Mouse AMØs were prepared through bronchial alveolar lavage (BAL), cultured, and infected with LVS as described above for BMMØs with minor revisions. Briefly, for the BAL, mice were euthanized through an intraperitoneal injection of a ketamine-xylazine cocktail at 0.8 mL per mouse. BAL was collected via insertion of a cannula through a 20G × 1 1/4-inch needle. The cannula was used to flush cells from the lungs with cold wash buffer (PBS with 2% fetal bovine serum and 0.5 mM EDTA). The cells were then pelleted and re-suspended in complete media (DMEM with 10% heat-inactivated fetal calf serum, 0.2 mM L-glutamine, 0.1 mM non-essential amino acids, 10 mM HEPES buffer, 1 mM sodium pyruvate, and 55 mM 2-β-mercaptoethanol) with 2.5 µg/mL amphotericin B and 10 µg/mL ampicillin for 1 hour on ice. After the incubation, cells were washed again and re-suspended in antibiotic-free media. Cells were cultured in media in 96-well plates at 1.25 × 105 cells/well. The next day, triplicate confluent macrophage monolayers were infected for 2 hours with F. tularensis LVS at an MOI of 2:1 (bacteria to AMØ ratio). Monolayers were then washed, treated with 50 µg/mL gentamicin for 45 minutes, and then washed again with antibiotic-free medium. Single-cell suspensions of splenocytes from vaccinated or naïve mice were added to LVS-infected macrophages at a concentration of 2.5 × 105 cells/well. After 72 hours, macrophages were lysed and plated for bacterial counts.
Cytokine and nitric oxide determination in co-culture supernatants
Supernatants recovered from co-cultures were assayed for mouse IFN-γ and nitric oxide. Mouse IFN-γ was quantitated using a sandwich enzyme linked immunosorbent assay, according to the manufacturer’s instructions (BD Pharmingen, San Jose, CA, USA). Cytokine concentrations were determined by comparing unknown values to a standard curve of recombinant mouse IFN-γ protein (BD Biosciences) at known values. The limit of detection for IFN-γ was estimated as 90 pg/mL. Nitric oxide levels were measured using the Griess reaction and quantified by comparison to serially diluted NaNO2 as a standard. The limit of detection for NO was estimated as 0.5 µM.
Statistical analyses
The significance of differences between the indicated samples was assessed using GraphPad Prism, applying a two-tailed Student’s t-test as described in the figure legends, with a P-value of <0.05 considered significant.
ACKNOWLEDGMENTS
We are grateful to our colleagues Mustafa Akkoyunlu, Roberto De Pascalis, and Sherry Kurtz for thoughtful and helpful reviews of the manuscript.
Contributor Information
Karen L. Elkins, Email: karen.elkins@fda.hhs.gov.

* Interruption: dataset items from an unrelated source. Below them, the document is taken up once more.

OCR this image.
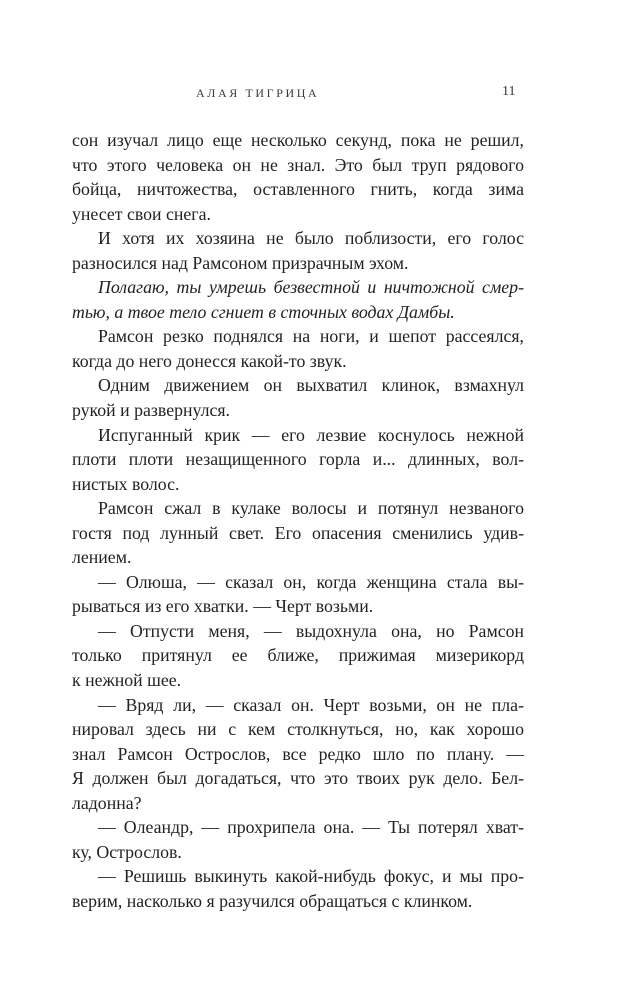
АЛАЯ ТИГРИЦА	11
сон изучал лицо еще несколько секунд, пока не решил,
что этого человека он не знал. Это был труп рядового
бойца, ничтожества, оставленного гнить, когда зима
унесет свои снега.
И хотя их хозяина не было поблизости, его голос
разносился над Рамсоном призрачным эхом.
Полагаю, ты умрешь безвестной и ничтожной смер-
тью, а твое тело сгниет в сточных водах Дамбы.
Рамсон резко поднялся на ноги, и шепот рассеялся,
когда до него донесся какой-то звук.
Одним движением он выхватил клинок, взмахнул
рукой и развернулся.
Испуганный крик — его лезвие коснулось нежной
плоти плоти незащищенного горла и... длинных, вол-
нистых волос.
Рамсон сжал в кулаке волосы и потянул незваного
гостя под лунный свет. Его опасения сменились удив-
лением.
— Олюша, — сказал он, когда женщина стала вы-
рываться из его хватки. — Черт возьми.
— Отпусти меня, — выдохнула она, но Рамсон
только притянул ее ближе, прижимая мизерикорд
к нежной шее.
— Вряд ли, — сказал он. Черт возьми, он не пла-
нировал здесь ни с кем столкнуться, но, как хорошо
знал Рамсон Острослов, все редко шло по плану. —
Я должен был догадаться, что это твоих рук дело. Бел-
ладонна?
— Олеандр, — прохрипела она. — Ты потерял хват-
ку, Острослов.
— Решишь выкинуть какой-нибудь фокус, и мы про-
верим, насколько я разучился обращаться с клинком.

Jose Martinez-Navio, University of Miami, Miami, Florida, USA.
ETHICS APPROVAL
All experiments were performed under protocols approved by the Animal Care and Use Committee (ACUC) of CBER/FDA (Animal Study Protocol #1993-03). These protocols meet the standards for humane animal care and use set by the Guide for the Care and Use of Laboratory Animals and PHS policy.